[英]Why does my urllib.request return a http error 403?
我正在嘗試制作一個使用 python 從站點下載一系列產品圖片的程序。 該網站以某種 url 格式https://www.sitename.com/XYZabcde存儲其圖像,其中 XYZ 是代表產品品牌的三個字母,abcde 是 00000 到 30000 之間的一系列數字。這是我的代碼:
import urllib.request
def down(i, inp):
full_path = 'images/image-{}.jpg'.format(i)
url = "https://www.sitename.com/{}{}.jpg".format(inp,i)

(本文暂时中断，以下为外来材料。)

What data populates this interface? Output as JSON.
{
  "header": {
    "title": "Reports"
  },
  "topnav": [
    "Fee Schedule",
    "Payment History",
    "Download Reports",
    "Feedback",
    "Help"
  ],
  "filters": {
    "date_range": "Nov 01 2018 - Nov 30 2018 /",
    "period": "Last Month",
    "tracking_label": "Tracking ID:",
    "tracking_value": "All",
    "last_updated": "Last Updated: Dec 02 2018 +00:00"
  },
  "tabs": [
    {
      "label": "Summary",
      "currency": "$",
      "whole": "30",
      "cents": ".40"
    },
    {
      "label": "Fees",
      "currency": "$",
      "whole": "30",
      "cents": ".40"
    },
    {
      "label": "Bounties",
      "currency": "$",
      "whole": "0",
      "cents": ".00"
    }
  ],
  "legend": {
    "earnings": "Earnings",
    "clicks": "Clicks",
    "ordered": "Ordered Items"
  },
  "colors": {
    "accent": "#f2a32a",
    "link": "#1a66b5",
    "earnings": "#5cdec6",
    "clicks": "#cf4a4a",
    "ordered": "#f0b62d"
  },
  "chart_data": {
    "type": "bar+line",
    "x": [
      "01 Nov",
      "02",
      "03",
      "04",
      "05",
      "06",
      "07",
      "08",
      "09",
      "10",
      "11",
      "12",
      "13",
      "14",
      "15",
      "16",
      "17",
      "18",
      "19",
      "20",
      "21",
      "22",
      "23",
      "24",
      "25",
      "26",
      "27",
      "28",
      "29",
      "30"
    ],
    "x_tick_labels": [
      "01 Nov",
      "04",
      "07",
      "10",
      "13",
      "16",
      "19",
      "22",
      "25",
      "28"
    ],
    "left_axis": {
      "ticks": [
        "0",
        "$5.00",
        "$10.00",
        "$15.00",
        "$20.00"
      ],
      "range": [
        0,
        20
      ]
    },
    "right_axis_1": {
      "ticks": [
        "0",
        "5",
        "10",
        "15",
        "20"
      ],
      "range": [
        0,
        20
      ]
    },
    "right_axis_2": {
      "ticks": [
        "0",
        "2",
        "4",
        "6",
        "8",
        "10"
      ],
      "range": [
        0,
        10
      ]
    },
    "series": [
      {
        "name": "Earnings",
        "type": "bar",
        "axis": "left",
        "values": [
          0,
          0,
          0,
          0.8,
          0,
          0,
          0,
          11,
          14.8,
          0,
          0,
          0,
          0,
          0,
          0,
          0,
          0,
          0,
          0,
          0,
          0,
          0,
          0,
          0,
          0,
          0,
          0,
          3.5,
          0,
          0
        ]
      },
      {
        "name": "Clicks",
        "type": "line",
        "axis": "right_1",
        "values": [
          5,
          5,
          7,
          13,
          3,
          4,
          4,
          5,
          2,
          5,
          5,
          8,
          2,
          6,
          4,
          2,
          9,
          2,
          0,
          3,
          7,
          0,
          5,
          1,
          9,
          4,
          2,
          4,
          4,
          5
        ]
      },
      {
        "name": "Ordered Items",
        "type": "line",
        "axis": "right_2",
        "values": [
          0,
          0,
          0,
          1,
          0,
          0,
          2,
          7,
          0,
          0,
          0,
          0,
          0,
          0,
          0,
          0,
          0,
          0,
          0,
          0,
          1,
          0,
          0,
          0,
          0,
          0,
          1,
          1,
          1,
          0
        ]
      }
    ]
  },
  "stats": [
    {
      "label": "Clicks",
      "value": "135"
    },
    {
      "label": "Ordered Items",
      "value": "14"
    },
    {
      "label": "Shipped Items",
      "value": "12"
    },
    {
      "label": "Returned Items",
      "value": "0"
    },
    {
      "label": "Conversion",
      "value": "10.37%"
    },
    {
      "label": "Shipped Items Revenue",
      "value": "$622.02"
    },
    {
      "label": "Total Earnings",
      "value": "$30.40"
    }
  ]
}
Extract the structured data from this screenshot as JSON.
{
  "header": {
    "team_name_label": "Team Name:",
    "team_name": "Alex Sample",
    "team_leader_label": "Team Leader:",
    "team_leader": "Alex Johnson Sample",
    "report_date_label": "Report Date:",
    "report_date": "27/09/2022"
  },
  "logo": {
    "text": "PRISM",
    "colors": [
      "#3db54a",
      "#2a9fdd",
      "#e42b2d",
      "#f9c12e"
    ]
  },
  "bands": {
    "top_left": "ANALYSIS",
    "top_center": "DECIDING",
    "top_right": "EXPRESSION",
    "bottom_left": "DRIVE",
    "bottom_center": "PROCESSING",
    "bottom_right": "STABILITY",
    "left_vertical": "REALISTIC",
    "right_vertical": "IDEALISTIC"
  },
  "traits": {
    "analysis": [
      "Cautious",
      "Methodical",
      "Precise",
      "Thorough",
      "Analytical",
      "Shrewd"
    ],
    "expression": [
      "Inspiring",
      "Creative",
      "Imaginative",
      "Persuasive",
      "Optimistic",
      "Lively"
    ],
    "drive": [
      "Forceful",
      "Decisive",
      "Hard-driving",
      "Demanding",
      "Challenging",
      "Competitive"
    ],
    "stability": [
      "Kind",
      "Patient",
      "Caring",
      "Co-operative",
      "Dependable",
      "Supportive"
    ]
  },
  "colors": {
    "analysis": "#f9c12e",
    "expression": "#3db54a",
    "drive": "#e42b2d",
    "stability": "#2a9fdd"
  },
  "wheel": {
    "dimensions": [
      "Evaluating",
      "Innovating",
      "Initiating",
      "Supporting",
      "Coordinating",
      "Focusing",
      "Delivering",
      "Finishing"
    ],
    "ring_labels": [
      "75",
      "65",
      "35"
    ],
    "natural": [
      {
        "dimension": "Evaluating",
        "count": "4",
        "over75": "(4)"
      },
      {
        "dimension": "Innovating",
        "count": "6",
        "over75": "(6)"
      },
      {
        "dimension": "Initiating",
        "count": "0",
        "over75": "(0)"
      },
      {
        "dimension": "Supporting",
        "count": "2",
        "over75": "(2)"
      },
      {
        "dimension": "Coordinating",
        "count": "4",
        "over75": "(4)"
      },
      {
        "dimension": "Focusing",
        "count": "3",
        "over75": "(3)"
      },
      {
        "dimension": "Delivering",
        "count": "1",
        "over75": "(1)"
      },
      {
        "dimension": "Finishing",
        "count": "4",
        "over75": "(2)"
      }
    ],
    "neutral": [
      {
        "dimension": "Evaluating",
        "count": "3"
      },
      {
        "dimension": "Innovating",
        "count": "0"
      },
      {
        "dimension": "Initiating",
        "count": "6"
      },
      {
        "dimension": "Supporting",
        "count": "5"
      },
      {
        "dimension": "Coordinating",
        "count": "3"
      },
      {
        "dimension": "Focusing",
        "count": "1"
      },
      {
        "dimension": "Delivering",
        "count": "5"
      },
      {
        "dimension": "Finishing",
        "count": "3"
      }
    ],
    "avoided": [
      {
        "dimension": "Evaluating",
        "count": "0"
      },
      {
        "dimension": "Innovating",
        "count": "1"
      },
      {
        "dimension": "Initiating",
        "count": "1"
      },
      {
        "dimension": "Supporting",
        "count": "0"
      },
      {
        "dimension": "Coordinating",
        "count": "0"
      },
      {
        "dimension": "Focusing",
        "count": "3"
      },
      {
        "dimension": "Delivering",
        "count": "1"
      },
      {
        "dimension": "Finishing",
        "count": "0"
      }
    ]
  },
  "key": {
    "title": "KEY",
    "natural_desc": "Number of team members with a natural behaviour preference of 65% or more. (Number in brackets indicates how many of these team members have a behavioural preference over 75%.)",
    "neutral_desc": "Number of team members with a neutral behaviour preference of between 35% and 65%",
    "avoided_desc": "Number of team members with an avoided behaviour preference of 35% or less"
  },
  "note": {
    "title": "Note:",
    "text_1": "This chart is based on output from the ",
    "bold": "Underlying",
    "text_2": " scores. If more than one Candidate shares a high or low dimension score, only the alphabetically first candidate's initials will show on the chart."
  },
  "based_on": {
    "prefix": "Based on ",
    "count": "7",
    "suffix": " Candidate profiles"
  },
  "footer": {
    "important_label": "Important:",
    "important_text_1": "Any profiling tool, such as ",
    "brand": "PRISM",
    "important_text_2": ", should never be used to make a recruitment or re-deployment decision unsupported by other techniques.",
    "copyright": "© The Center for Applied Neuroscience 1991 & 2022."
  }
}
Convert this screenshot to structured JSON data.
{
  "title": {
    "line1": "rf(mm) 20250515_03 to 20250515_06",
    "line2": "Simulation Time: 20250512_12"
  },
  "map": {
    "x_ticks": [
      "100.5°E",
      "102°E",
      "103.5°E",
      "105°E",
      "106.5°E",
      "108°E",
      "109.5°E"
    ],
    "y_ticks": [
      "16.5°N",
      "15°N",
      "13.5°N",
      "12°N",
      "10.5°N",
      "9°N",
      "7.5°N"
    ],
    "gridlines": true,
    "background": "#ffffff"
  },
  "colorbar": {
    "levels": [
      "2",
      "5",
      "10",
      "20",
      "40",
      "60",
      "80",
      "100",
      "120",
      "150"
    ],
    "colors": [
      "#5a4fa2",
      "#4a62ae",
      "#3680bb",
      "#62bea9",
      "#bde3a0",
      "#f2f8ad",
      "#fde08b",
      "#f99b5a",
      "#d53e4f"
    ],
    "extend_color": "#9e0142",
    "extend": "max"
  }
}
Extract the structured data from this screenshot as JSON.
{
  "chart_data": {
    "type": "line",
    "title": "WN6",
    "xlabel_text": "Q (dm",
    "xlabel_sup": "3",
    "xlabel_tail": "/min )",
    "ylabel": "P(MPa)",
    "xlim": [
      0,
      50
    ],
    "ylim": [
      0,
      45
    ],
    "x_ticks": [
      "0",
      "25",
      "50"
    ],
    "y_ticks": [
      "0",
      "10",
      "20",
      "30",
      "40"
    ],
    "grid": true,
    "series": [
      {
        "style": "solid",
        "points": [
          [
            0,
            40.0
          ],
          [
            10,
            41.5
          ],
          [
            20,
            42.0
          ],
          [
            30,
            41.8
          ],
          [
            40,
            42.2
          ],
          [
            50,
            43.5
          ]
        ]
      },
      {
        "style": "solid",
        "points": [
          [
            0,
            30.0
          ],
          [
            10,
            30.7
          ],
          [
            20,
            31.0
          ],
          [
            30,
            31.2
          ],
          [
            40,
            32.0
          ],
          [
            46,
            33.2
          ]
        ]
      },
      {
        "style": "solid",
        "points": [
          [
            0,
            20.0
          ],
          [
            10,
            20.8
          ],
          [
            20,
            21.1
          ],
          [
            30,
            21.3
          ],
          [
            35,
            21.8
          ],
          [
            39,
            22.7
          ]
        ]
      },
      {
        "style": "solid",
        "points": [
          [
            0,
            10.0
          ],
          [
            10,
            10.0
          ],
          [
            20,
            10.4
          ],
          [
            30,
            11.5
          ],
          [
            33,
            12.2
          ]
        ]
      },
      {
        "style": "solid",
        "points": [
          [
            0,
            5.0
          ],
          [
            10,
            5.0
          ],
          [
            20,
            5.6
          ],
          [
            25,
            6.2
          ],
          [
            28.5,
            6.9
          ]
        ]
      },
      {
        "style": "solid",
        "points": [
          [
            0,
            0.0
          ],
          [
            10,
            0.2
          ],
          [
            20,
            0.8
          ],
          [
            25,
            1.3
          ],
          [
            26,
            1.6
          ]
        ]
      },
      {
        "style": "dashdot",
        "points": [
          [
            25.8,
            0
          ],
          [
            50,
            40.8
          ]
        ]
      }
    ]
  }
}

urllib.request.urlretrieve(url, full_path)
print("saved")
return None
inp = input("brand :" )
i = 20100
while i <= 20105:
x = str(i)
y = x.zfill(5)
z = "https://www.sitename.com/{}{}.jpg".format(inp,y)
print(z)
down(y, inp)
i += 1
使用我編寫的代碼,我可以從中成功下載一系列我知道存在的圖片,例如從 20100 年到 20105 年的品牌 RVL 將成功下載這六張圖片。 但是,當我擴大 while 循環以包含我不知道的鏈接時會給我一個圖像,我收到此錯誤代碼:
Traceback (most recent call last):
File "c:/Users/euan/Desktop/university/programming/Python/parser/test - Copy.py", line 20, in <module>
down(y, inp)
File "c:/Users/euan/Desktop/university/programming/Python/parser/test - Copy.py", line 6, in down
urllib.request.urlretrieve(url, full_path)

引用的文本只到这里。